The decision by China's southwestern Chongqing city to shelve plans to build an elaborate theme park celebrating revolutionary history has highlighted widespread popular anger over prestige projects as ordinary Chinese find it increasingly hard to make ends meet.
The city last month shelved plans for the 2.5 billion yuan (U.S.$386.7 million) theme park celebrating China' revolutionary history, official media reported.
The "Red Classics Theme Park" was touted as a major tourist attraction for Chongqing, which recently also poured money into concerts of Mao era "red songs" to celebrate the 90th anniversary of the founding of China's ruling Communist Party.
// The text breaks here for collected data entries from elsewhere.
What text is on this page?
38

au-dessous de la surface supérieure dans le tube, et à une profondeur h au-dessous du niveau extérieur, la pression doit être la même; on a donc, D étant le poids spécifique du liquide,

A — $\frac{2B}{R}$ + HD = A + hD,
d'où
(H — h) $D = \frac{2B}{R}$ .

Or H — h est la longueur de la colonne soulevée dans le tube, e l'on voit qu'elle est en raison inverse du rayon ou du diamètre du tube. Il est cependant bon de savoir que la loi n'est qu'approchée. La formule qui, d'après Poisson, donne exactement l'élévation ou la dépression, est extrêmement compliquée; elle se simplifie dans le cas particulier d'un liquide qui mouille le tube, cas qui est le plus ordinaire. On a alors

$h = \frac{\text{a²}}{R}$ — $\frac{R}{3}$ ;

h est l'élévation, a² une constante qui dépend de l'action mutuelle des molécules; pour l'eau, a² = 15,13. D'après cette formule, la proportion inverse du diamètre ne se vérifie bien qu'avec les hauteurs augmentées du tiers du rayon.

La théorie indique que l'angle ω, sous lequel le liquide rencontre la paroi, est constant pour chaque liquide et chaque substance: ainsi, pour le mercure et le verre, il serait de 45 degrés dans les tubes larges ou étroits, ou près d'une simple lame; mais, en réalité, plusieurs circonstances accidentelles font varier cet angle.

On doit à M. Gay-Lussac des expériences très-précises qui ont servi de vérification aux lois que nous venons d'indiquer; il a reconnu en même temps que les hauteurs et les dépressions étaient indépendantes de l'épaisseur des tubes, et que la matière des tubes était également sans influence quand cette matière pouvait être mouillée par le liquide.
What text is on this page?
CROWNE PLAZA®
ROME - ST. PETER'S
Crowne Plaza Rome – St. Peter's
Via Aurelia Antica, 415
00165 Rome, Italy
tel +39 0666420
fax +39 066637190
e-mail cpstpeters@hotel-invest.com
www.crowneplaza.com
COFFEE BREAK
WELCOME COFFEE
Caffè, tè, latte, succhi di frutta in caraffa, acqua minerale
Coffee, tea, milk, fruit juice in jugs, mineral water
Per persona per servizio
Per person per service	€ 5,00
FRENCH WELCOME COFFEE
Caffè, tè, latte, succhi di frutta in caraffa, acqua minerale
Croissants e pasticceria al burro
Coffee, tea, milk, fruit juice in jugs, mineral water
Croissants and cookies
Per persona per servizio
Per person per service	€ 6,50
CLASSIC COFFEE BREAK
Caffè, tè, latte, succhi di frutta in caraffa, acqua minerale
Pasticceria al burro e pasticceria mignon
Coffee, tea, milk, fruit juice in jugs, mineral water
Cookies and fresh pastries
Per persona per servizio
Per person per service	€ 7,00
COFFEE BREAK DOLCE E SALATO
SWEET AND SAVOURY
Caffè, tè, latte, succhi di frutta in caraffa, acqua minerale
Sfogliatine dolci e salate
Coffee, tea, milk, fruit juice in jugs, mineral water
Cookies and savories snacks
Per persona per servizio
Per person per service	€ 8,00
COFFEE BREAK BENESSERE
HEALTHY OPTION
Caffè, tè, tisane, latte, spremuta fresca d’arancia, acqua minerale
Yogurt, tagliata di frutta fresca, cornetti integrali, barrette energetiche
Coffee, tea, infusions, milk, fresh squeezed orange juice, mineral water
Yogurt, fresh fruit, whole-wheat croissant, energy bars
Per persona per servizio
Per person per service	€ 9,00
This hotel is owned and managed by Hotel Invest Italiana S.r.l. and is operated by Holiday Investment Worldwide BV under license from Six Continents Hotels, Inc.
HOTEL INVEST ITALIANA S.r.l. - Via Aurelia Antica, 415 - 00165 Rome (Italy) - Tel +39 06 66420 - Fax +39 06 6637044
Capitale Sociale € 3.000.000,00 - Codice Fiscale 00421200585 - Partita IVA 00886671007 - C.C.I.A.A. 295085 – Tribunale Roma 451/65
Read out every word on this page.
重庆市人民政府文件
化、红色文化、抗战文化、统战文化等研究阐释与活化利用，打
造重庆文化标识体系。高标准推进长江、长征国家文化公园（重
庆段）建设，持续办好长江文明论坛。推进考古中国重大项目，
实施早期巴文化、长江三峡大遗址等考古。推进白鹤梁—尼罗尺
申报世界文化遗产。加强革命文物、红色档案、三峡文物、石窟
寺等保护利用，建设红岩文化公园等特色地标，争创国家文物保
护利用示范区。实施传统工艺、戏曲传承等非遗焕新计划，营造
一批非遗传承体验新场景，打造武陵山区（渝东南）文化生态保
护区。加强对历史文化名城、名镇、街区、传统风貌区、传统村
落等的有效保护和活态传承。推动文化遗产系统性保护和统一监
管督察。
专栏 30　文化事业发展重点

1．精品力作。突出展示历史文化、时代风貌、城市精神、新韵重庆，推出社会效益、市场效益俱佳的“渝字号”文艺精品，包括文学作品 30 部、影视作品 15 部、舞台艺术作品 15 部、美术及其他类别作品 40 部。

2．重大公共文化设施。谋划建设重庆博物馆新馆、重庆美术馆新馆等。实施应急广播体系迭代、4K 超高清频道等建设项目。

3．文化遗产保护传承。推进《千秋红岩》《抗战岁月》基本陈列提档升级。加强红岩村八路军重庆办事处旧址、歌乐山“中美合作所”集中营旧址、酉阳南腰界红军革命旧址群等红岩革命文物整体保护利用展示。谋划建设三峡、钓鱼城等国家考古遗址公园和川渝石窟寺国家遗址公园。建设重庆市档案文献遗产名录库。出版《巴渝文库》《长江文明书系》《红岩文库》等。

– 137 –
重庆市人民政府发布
The 128-hectare (316-acre) park, which was to have included a theater for revolutionary performances and a theme park, including replicas of the home villages of late supreme leaders Mao Zedong and Deng Xiaoping, drew the ire of residents and social commentators, however.
Many slammed the plan as being out of touch with current reality, however, at a time of rising food prices and lack of affordable housing for millions of ordinary people.
"I really don't think a lot of people would go," said a resident of Chongqing surnamed Peng, interviewed when the plan was first revealed.
"Ordinary people probably won't go to somewhere like this, especially the younger generation."
"They're like, flags, Party, whatever."
Peng said the current wave of revolutionary culture being promoted by municipal Party leader Bo Xilai was turning the city into a laughing stock throughout the rest of the country.
"I met someone who wasn't from here the other day, and he said that, elsewhere in China, they are telling jokes about Chongqing," Peng said.
"The jokes make Chongqing people out to be really dumb."
Online author Sima Tai, a Chongqing native, said a lavish theme-park was in poor taste when so many people in the city were struggling.
"They have turned off the water supply in lot of places now, because of the drought," Sima said. "They shouldn't be spending money on a red theme-park, where they reproduce the birthplaces of some of the top Chinese leaders of the past."
"A lot of ordinary people can't even afford housing now: why are you building houses for dead people?"
A second online author, surnamed Liu, said the people of Chongqing and surrounding Sichuan mostly had a low opinion of the Communist Party.
"I think most people in Chongqing hate the Communist Party," Liu said.
"Historically, Chongqing was the Kuomintang capital, and a lot of people died when it was taken."
He said the region had suffered harshly during the famine of the Great Leap Forward launched by Mao in the 1958-1960 period in a bid to rapidly modernize China by collectivizing the country's vast population. The campaign ended in economic disaster and millions of Chinese starved to death.
"More than 10 million people died in Sichuan during the Greap Leap Forward, and things were extremely chaotic with a lot of guerilla fighting during the Cultural Revolution (1966-1976)," Liu added.
"This red song concert thing is a...failure to recognize that [local] people hate the Communist Party down to their very marrow."
China is in the grip of a new wave of "revolutionary culture" as the ruling Communist Party marks the 90th anniversary of its founding, although authorities still forbid public debate on Mao Zedong's brutal Cultural Revolution.
Chongqing officials, led by Party secretary and rising political star Bo Xilai, organized a series of "red song" concerts to strengthen social cohesion in recent months.
The official China Daily newspaper quoted online comments slamming the project's extravagance, and cited officials as saying the project was shelved because it was "not feasible."
Reported by Shi Shan for RFA's Mandarin service. Translated and written in English by Luisetta Mudie.